Criminals thrive on inconsistency. In the world of anti-money laundering (AML), gaps in jurisdictional oversight, fragmented reporting frameworks, and variable regulatory standards create opportunities that are routinely exploited.
According to Conisilient, even within regulated institutions, weak internal controls or limited visibility across borders allow illicit funds to slip through unnoticed. Transactions flagged in one country can easily go unchecked in another, while discrepancies in ownership disclosure and information-sharing protocols form blind spots that criminals rely on as entry points—not as fallback options.
Regulatory bodies are now moving to close these gaps. In recent years, collaboration between financial intelligence units (FIUs), supranational authorities, and national regulators has begun to take shape. Tools such as FATF evaluations, bilateral memoranda of understanding (MoUs), and the forthcoming EU Anti-Money Laundering Authority (AMLA) point to a more coordinated system of oversight. But aligning policy is only part of the solution. What’s needed is a secure and scalable infrastructure for sharing intelligence—without compromising local control of sensitive data.
Fragmentation remains the biggest weakness in the current system. Cross-border financial crime exploits variations in enforcement, disclosure thresholds, and reporting requirements.

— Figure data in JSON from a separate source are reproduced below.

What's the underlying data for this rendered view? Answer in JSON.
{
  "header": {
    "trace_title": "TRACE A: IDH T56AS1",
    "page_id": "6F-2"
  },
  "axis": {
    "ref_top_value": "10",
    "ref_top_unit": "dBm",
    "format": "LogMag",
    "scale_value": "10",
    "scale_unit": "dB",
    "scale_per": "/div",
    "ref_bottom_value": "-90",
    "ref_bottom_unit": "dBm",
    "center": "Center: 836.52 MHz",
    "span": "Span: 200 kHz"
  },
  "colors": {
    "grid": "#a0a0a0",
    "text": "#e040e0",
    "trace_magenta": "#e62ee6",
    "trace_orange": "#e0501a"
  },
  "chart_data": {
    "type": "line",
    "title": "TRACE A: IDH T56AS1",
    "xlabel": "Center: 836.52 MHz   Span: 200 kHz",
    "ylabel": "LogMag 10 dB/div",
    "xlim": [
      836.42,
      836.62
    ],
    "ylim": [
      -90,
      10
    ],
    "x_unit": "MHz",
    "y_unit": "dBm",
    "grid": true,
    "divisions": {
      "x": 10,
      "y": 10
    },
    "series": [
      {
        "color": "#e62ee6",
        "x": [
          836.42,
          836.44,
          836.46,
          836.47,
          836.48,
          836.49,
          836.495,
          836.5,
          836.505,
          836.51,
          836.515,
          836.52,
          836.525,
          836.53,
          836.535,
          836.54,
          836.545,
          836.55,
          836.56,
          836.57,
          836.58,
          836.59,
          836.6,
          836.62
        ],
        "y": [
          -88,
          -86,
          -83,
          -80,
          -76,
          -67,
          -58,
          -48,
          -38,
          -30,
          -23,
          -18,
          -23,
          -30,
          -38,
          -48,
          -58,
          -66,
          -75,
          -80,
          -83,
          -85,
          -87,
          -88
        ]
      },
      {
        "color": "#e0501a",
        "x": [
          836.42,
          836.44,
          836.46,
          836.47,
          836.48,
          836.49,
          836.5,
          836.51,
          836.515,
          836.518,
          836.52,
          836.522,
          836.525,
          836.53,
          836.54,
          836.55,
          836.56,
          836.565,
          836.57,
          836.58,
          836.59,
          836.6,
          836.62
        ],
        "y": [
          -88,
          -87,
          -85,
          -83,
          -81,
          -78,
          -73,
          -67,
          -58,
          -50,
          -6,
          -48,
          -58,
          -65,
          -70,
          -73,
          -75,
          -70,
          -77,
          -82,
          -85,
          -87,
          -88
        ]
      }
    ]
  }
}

Criminal networks plan their activities around these weak spots. Funds are funnelled through offshore entities, high-risk payment service providers (PSPs), crypto platforms, and nested correspondent accounts. Without real-time, shared insight into these flows, AML defences fail to capture the full picture.
But there is progress. The EU’s AMLA will begin direct supervision of high-risk financial institutions across the bloc by 2026, enforcing consistent standards across member states. The Egmont Group, now connecting over 160 FIUs globally, is stepping up its operational role in coordinating cases and sharing typologies. Bilateral MoUs between G7 nations are also accelerating intelligence sharing on crypto risks, sanctions violations, and offshore transactions. Meanwhile, capacity-building initiatives from FATF and the UNODC are strengthening the AML infrastructure in lower-capacity jurisdictions.
While these measures are promising, practical collaboration still faces significant obstacles. Many financial institutions and regulators operate on outdated, closed systems that cannot exchange data securely. Even when there is willingness to collaborate, legal and reputational concerns around data sharing frequently derail efforts. Asymmetries in regulatory maturity create further vulnerabilities, while inconsistent expectations around AI model governance erode trust in shared outputs.
Even with the political will in place, real change is hard. Data privacy laws, strained resources, and conservative attitudes towards change all contribute to the slow pace of progress. In some cases, institutions are simply too overwhelmed by day-to-day compliance demands to invest in building scalable solutions. Legacy technology, still widely in use, makes the process even more cumbersome.
Despite these barriers, real-world examples offer hope. The Netherlands’ Transaction Monitoring Netherlands (TMNL) project has demonstrated what’s possible when banks collaborate. The Egmont Group could evolve into a central hub for global AML coordination—if supported with the right mandate and tools.
What AML needs now is not just alignment, but infrastructure designed for collaborative intelligence. This is where Federated Learning comes in. Unlike traditional data-sharing models, Federated Learning enables institutions and regulators to train AI models across separate environments without moving any data. Each participant retains full control of their data, while benefiting from shared learning at scale.
The impact is tangible. One major US bank using Federated Learning saw a 75% improvement in efficiency and identified four times as many relevant risks compared to its existing system. The approach allowed the institution to detect threats that its siloed infrastructure had missed.
Consilient is at the forefront of this shift, offering pre-trained, explainable models that operate across secure, regulated environments. These models empower financial institutions to improve detection and compliance while preserving privacy. Supervisors gain deeper insights without added complexity. It’s a practical, proven solution to a longstanding global challenge.
As AML regulation continues to evolve, the path to meaningful cooperation will depend on more than policy. It will require systems built to collaborate—securely, flexibly, and without compromise.